La perte d’un enfant peut détruire un couple, mais Jerôme et moi avons partagé notre peine et sommes devenus encore plus soudés et plus proches.


Même si nous affrontions la douleur de manière différente. J’avais énormément besoin de parler de Rosalie, Jerôme, lui, exprimait moins son chagrin et s’est plongé dans son travail d’informaticien. J’espérais qu’une nouvelle grossesse m’aiderait à revivre, et cela a merveilleusement fonctionné. Notre petite Eléonore est née un an après le départ de Rosalie. Son arrivée a été une étape essentielle dans notre processus de guérison. Eléonore nous a permis de renouer avec le bonheur et nous a apporté énormément de réconfort. Aujourd’hui, Jerôme et moi avons pu reprendre le cours de nos vies et savourons chaque moment avec notre fille cadette. Rosalie restera toujours notre aînée et un membre de la famille à part entière. Lorsque l’on me demande si j’ai des enfants, je réponds que je suis maman de deux filles, dont la plus âgée n’est malheureusement plus là. Nous continuerons de fêter chaque année son anniversaire et j’ai plusieurs livres qui permettront à Eléonore de se familiariser en douceur avec la disparition de sa grande sœur. Nous nous rendons souvent ensemble sur la tombe de Rosalie.
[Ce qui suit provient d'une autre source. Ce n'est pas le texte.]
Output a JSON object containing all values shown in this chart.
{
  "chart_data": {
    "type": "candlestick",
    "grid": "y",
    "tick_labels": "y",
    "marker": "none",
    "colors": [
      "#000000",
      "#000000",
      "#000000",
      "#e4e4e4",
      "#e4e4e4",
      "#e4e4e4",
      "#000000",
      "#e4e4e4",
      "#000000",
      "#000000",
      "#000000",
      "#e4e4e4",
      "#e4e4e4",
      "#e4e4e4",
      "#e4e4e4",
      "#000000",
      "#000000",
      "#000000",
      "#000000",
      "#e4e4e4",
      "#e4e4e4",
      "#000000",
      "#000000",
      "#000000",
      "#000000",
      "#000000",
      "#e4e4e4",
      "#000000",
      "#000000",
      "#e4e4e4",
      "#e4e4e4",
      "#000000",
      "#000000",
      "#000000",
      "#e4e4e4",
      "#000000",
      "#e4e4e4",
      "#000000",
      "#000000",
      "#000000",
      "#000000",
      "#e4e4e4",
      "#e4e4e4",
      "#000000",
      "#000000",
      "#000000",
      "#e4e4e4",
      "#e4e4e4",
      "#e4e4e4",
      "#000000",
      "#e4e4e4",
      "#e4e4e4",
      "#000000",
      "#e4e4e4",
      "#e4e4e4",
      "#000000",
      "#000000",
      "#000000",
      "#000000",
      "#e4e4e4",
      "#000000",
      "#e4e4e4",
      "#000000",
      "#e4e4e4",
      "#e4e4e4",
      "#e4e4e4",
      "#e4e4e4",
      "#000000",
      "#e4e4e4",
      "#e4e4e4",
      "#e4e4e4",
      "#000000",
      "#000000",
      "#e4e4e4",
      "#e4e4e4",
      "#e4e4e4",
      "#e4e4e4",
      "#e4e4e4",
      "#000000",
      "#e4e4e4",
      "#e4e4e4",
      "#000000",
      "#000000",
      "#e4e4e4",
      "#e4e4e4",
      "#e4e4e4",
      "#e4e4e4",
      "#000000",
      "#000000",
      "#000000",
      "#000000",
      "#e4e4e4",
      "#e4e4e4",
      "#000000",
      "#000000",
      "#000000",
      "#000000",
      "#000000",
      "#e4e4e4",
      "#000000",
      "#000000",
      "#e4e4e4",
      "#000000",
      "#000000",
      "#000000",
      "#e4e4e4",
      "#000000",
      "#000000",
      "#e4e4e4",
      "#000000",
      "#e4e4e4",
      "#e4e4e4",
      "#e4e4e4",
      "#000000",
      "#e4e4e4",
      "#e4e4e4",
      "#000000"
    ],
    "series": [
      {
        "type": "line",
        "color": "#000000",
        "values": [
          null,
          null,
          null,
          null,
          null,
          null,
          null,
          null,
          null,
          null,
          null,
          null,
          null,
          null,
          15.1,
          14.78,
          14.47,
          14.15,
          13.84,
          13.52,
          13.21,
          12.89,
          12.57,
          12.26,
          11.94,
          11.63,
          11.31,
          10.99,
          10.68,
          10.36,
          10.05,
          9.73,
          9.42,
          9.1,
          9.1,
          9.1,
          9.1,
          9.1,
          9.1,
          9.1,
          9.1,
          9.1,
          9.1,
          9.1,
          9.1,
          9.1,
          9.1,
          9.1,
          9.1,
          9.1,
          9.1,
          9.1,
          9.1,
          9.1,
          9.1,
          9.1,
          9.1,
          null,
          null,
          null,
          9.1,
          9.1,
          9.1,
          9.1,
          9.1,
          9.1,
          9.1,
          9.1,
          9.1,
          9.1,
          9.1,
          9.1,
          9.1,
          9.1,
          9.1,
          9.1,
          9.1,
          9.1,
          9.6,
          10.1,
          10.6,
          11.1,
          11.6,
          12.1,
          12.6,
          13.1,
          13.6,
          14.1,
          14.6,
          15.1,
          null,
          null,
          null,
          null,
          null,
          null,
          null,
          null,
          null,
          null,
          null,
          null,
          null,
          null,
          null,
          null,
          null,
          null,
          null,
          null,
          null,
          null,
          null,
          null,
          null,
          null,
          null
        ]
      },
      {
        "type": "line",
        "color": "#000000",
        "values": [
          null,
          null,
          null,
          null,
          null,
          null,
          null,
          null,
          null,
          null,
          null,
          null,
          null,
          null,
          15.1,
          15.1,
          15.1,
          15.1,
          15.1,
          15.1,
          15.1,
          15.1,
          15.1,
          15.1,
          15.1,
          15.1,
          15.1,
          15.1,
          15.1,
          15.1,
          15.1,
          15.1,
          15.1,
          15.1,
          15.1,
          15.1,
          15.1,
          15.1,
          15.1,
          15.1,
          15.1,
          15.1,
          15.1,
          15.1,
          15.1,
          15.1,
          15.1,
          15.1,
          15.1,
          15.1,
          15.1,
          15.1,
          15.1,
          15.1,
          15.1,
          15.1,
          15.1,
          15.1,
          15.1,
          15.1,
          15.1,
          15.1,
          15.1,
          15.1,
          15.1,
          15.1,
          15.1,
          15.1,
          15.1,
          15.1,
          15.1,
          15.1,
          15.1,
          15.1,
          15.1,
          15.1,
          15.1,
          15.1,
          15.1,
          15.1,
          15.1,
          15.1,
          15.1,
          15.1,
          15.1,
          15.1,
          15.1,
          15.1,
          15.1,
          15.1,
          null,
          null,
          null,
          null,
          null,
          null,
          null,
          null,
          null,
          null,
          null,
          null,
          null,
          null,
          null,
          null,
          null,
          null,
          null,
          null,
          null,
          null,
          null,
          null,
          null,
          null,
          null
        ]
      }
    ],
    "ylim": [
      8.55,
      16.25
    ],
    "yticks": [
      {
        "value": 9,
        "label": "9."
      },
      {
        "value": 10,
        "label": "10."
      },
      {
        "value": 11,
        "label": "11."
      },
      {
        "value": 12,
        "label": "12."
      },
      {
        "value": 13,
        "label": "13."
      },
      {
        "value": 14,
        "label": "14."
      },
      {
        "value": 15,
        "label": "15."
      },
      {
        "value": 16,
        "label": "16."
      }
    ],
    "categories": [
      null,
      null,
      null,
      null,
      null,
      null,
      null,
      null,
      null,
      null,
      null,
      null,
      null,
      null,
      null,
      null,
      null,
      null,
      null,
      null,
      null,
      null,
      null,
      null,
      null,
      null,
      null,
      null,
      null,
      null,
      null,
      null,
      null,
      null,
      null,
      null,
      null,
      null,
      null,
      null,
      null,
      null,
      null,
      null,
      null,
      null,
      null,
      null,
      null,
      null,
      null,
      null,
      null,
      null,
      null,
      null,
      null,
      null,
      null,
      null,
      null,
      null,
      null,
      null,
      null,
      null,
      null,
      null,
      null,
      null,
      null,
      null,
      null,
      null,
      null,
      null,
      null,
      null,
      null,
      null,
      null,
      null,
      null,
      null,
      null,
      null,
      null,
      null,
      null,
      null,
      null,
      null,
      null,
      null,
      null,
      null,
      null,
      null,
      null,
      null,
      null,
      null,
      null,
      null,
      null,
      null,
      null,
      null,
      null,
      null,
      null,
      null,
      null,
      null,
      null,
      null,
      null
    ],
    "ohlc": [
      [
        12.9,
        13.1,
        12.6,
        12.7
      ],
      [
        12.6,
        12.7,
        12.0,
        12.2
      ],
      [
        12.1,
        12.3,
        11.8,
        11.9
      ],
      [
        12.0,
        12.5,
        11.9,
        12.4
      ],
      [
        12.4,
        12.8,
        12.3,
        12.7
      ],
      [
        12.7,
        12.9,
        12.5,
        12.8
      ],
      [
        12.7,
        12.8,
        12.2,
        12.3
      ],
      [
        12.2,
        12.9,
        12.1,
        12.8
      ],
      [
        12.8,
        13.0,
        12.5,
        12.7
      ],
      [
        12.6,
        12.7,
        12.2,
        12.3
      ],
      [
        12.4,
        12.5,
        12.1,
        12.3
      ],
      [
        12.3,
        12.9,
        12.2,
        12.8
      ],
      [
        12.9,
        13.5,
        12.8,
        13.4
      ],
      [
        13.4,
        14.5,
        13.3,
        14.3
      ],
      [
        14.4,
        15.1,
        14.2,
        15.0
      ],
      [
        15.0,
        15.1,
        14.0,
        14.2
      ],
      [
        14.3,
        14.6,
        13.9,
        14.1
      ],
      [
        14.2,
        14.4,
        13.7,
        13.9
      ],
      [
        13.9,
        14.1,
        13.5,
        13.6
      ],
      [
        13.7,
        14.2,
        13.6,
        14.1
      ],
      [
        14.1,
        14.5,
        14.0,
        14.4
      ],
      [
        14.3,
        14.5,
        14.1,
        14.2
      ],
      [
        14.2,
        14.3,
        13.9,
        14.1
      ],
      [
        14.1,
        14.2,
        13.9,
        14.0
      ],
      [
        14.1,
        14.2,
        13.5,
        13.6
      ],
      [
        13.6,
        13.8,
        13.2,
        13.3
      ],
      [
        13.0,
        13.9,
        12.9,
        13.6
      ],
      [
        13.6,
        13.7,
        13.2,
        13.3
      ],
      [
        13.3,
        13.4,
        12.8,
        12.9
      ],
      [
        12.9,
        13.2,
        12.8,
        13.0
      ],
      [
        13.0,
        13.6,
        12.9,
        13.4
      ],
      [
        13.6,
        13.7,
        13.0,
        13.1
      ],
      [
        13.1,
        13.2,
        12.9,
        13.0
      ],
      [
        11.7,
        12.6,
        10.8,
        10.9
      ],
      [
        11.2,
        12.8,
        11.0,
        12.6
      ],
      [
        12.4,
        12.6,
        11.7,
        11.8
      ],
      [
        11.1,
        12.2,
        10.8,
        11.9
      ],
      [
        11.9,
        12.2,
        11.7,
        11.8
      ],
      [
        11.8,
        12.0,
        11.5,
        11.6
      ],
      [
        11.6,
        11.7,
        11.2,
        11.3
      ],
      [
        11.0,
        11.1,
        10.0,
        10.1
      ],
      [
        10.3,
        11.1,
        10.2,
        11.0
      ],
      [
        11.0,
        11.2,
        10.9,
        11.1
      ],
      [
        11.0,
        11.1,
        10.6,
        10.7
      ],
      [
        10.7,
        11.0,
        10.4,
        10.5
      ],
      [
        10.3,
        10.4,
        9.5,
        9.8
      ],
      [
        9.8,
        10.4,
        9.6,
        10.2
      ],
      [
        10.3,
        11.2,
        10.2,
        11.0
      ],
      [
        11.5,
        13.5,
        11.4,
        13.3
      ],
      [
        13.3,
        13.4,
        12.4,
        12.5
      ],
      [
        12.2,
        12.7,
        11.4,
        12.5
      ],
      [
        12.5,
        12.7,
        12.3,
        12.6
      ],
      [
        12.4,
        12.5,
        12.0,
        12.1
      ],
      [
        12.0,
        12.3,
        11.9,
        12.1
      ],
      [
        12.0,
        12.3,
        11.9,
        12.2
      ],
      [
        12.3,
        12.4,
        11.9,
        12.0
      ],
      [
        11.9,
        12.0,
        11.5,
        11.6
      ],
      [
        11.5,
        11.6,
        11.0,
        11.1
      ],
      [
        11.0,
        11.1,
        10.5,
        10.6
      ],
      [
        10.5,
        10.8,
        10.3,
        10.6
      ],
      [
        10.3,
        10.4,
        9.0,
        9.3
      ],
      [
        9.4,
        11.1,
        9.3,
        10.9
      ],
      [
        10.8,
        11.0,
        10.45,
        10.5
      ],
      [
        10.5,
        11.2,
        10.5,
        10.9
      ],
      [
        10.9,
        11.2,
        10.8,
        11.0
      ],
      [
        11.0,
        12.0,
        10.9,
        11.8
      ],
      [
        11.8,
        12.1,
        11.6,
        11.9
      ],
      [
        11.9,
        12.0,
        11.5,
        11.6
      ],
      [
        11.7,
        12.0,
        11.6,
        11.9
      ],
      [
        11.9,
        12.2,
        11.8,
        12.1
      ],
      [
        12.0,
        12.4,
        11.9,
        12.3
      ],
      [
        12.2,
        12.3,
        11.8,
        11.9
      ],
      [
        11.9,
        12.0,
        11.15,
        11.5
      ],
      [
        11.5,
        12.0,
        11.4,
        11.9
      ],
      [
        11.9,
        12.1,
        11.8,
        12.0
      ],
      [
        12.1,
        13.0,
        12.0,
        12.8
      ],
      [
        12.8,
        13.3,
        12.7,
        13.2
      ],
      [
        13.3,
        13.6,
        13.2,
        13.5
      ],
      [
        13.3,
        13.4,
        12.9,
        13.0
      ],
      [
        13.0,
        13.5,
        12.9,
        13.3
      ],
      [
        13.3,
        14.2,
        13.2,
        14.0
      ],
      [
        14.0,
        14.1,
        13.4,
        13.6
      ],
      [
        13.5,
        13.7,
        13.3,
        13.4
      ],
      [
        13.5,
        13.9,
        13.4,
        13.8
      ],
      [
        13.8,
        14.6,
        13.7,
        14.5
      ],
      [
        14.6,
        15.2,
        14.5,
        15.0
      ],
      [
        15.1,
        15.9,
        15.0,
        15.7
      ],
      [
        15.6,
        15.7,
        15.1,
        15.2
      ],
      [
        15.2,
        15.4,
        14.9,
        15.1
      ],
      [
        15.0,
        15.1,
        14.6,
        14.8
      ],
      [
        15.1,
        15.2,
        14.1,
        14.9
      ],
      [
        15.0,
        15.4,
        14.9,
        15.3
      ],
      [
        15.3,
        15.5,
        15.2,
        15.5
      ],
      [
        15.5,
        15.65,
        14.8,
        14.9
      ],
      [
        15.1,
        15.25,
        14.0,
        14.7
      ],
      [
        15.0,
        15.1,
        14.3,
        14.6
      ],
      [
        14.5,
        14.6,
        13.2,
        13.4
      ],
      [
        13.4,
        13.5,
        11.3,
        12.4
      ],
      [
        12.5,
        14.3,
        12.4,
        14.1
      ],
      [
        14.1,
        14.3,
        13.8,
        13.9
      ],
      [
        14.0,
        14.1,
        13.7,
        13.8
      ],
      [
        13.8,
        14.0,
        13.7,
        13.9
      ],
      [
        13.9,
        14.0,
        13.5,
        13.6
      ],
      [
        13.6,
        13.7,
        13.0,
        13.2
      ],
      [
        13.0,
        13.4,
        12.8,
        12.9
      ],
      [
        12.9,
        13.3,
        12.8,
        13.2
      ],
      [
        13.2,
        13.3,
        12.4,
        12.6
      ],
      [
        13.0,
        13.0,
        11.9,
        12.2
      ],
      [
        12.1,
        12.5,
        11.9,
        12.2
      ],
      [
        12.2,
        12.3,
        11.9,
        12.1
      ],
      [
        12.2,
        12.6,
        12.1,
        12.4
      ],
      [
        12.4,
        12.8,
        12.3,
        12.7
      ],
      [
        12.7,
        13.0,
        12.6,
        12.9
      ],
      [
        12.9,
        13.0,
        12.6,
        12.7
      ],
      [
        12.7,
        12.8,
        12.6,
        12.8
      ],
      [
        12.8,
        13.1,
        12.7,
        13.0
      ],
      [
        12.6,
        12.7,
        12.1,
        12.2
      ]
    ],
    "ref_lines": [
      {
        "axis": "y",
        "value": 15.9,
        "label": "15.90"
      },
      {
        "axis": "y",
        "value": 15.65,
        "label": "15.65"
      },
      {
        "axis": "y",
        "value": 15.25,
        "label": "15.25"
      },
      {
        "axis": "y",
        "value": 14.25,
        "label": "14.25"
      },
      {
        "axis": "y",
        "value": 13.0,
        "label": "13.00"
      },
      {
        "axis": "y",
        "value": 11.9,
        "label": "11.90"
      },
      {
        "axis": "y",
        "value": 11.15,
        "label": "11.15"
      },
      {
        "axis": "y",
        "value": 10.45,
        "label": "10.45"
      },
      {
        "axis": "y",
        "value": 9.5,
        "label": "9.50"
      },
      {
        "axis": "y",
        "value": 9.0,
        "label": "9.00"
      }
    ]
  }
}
Et lorsque nous faisons des photos tous les trois, nous y ajoutons toujours un petit papillon, symbole de notre princesse. Pas un jour ne s’écoule sans que nous ne parlions d’elle. Rosalie aura toujours sa place, dans notre famille et dans nos cœurs.”

 

Comment expliquer qu’un enfant puisse soudainement décéder à 38 semaines de grossesse?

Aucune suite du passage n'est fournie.